During the 1920s and 1930s, while Western buildings were prevailing inChina, the movement for "national style" buildings was very active. There were three methods for handling architectural styles. One was basically copying the ancient style to erect a building with reinforced concrete. Representative works include the Sun Yat-sen Mausoleum in Nanjing. The second method of the "national style" is used in large-scale buildings with complicated functional requirements. The third kind of "national style" construction is characterized by the simplification of form.

Generally speaking, contemporary Chinese architectural art was in the process of a major turn. Chinese architects of the new generation who had received modern education did not look upon modernization as Westernization.

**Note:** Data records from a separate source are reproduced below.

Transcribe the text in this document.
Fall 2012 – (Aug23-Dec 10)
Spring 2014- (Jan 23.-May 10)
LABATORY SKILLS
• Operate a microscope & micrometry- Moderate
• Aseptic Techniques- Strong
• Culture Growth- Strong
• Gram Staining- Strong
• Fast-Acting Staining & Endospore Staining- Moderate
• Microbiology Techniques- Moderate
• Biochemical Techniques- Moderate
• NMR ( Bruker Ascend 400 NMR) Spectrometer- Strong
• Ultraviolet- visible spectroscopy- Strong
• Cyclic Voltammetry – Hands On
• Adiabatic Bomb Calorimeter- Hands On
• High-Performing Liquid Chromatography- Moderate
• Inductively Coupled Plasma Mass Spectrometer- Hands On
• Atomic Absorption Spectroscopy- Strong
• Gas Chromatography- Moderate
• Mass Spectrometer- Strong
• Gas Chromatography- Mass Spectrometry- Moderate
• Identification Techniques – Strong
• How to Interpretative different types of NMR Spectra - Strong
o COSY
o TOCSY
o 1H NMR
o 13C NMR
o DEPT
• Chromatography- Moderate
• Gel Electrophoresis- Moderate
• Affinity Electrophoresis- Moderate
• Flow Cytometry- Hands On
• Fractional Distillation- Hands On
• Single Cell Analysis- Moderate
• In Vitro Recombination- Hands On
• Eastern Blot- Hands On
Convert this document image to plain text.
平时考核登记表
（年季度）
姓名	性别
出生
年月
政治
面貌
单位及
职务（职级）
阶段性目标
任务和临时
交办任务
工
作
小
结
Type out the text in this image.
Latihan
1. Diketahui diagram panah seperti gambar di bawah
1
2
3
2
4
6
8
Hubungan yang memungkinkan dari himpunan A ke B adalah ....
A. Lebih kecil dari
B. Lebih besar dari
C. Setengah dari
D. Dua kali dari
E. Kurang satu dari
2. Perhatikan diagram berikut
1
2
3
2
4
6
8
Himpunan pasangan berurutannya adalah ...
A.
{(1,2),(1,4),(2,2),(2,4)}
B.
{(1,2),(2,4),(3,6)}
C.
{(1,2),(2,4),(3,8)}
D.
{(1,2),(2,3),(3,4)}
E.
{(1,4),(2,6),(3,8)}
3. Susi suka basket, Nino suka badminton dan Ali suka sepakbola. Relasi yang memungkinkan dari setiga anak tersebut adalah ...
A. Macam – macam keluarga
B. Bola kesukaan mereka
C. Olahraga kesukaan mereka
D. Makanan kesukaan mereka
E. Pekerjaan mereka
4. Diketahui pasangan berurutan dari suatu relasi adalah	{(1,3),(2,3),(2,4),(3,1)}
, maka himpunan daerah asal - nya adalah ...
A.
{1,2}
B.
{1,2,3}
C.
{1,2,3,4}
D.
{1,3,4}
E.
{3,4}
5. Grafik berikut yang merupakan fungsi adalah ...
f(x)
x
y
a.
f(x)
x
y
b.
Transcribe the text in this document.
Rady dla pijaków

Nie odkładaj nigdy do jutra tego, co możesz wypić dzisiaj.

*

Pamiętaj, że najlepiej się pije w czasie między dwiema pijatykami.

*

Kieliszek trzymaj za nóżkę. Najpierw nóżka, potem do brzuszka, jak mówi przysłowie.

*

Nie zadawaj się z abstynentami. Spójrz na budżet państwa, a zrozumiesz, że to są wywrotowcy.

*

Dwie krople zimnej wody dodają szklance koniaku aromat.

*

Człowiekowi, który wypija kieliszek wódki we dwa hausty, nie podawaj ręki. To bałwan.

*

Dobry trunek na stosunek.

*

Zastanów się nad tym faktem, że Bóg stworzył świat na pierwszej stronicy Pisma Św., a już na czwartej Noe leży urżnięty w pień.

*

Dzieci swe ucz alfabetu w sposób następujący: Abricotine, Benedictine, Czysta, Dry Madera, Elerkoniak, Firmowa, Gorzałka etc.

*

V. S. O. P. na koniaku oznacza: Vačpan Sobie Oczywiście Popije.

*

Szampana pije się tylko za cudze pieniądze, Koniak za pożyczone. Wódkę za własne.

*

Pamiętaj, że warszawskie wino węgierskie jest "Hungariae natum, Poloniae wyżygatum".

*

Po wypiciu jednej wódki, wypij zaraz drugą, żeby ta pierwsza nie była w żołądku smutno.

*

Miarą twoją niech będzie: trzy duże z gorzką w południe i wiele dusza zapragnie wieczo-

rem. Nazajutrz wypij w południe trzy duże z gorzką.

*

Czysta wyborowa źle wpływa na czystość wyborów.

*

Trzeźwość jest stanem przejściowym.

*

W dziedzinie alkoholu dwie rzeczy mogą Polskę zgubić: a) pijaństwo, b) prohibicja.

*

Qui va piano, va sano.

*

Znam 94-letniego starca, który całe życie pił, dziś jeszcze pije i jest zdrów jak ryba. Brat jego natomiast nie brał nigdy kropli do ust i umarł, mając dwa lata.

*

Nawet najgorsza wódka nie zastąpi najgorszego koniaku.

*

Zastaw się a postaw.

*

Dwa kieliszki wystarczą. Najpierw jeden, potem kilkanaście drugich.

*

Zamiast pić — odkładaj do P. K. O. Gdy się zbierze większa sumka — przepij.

They had explored a variety of ways to nationalization. Although their efforts were not necessarily successful, in terms of experiences or lessons, they provided a direct foundation for the development of the architecture of New China and represented a transition between classical Chinese architecture and the architecture of New China.

The discipline of Chinese architectural history formally came into being in the late 1920s. Founders of the subject, Liang Sicheng and Liu Dunzhen, had done a great deal of work. They incorporated the building industry, which had been despised consistently by literati and officialdom for thousands of years, into the academic sphere, thus laying an initial base for the study of Chinese architectural history and theory.